Section titled “Bonus — contact resolution in message_user”

message_user (src/gaia/tools/message.py) reuses recall to resolve a recipient named by relationship/nickname: if “girlfriend” isn’t a known user or a number, it search_memorys the caller’s memory for it and extracts a phone number — auto-sending on a single clear match, asking otherwise. (Phone/WhatsApp-only today; channel-agnostic contacts → #206.)


inbound text ─▶ GaiaHandler.__call__
├─ slash command? ─▶ run it out-of-band, return (never touches the model/memory)
├─ _ensure_runner
│ ├─ first message / config changed:
│ │ _profile_block ─▶ distill_profile (1 LLM call: facts + recent projects)
│ │ build_root_agent(profile=…) ─▶ <USER_PROFILE> baked into the prompt
│ └─ else: reuse the cached Runner (+ its session)
├─ run_async(yield_user_message=True) [SessionWindowPlugin trims replay to window_turns]
│ └─ model turn; may call load_memory(query) / remember(fact) ─▶ mem0
├─ emit reply (user-role event excluded so we don't echo the user)
└─ _arm_idle_consolidate ─▶ (idle N min?) ─▶ flush ─▶ add_session_to_memory ─▶ mem0 ─▶ clear session

Other lifecycle points: /reset consolidates then clears the session; shutdown does nothing to memory (the durable session is digested on the next idle / startup sweep); a gaia.yaml edit rebuilds the Runner (and re-distils the profile) while keeping the session.


Memory is strictly per-person, and shared across that person’s channels:

  • The Dispatcher (src/gaia/core/dispatch.py) resolves an inbound (channel, sender) to a canonical users.User and routes to a GaiaHandler cached per (user, channel), built with user_id = user.id.
  • Every mem0 operation — add, search, get_all, delete — is filtered by that user_id. The profile distiller and load_memory both pass the caller’s user_id, so one person can never see another’s facts.
  • Because the key is the canonical user id (not the channel sender), the same person on WhatsApp and Telegram shares one memory; two different people on the same channel stay separate.
  • The user store path is Settings-driven (users_file) so tests can’t pollute the real store (#205).

In-chat surface:

  • /remember <fact> — same as the tool: store a fact verbatim.
  • /memory (aka /memory) — list everything stored for you (list_memories).
  • /forget — wipe all of your long-term memory (forget); short-term untouched.

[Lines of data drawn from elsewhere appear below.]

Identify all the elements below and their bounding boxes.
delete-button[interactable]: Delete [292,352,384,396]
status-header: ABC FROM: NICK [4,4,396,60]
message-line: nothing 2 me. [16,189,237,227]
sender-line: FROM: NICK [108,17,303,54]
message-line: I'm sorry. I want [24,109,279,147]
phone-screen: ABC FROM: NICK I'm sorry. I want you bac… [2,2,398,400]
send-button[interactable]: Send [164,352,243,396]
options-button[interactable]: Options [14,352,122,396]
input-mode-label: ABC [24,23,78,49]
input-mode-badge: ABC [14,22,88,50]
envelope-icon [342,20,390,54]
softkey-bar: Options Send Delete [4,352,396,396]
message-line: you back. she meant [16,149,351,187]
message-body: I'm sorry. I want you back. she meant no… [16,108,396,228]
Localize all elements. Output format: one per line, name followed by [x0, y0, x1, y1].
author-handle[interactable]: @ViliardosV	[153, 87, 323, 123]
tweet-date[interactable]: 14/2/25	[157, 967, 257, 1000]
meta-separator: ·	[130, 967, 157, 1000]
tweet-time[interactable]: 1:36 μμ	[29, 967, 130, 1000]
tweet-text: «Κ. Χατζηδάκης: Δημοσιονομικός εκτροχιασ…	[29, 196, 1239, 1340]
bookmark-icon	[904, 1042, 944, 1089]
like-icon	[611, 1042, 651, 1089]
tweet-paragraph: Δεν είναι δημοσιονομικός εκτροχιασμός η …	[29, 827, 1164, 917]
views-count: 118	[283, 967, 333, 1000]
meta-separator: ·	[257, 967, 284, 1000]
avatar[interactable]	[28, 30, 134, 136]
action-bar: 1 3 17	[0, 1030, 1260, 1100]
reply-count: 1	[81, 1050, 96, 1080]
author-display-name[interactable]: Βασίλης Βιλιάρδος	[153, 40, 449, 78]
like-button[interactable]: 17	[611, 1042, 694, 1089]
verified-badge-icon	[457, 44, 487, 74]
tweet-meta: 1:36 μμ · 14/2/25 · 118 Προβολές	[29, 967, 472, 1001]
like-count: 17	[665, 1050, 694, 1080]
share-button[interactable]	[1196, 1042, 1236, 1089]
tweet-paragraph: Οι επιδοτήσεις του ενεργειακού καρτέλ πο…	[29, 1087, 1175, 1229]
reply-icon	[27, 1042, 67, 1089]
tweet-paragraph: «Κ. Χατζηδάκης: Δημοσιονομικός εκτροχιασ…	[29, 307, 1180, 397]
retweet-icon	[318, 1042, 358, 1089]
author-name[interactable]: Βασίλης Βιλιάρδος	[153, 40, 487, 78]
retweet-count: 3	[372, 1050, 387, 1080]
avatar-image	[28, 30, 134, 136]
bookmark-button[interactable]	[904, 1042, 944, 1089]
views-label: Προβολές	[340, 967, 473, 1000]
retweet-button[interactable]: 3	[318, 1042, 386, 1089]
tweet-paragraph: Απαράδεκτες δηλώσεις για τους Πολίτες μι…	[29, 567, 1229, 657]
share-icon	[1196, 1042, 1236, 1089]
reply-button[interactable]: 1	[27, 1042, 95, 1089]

gaia.yaml memory: reference (src/gaia/config/schema.pyMemoryConfig):

Field Default Meaning
enabled true run long-term memory at all (off = session-only)
auto_ingest true passively consolidate a conversation on idle (Path A)
recall_limit 5 hits load_memory returns per search
preload true distil + inject the session-start profile
preload_limit 20 max bullets the profile keeps (importance-ranked)
extraction_instructions "" override what mem0 extracts (empty = the built-in default)
llm / embedder / vector_store gemini / gemini / chroma mem0’s three components

gaia.yaml sessions: reference (SessionsConfig) — the short-term/consolidation knobs:

Field Default Meaning
window_turns 30 recent turns replayed to the model each message (token cap)
idle_consolidate_minutes 30.0 idle this long → consolidate the conversation + clear the session

Concern Module
Conversation glue, durable session, idle consolidation, profile hook src/gaia/core/handler.py
mem0 ↔ ADK adapter (add/search/list/forget) src/gaia/memory/service.py
Build the mem0 client + extraction steering src/gaia/memory/backend.py
Session-start profile distillation src/gaia/memory/profile.py
remember tool (verbatim write) src/gaia/tools/remember.py
load_memory tool ADK load_memory_tool (registered in src/gaia/tools/registry.py)
Prompt wiring + memory_service enabled-gate + profile injection src/gaia/core/agent.py
Per-user routing / isolation src/gaia/core/dispatch.py
/remember /memory /forget src/gaia/commands/
Config schema src/gaia/config/schema.py (MemoryConfig)

This document describes the memory subsystem as it lands across PRs #60 (config hot-reload reaching the live agent), #203 (ingest both sides + the session-start profile), #205 (user-store isolation) and #207 (extraction steering + memory-backed contact resolution).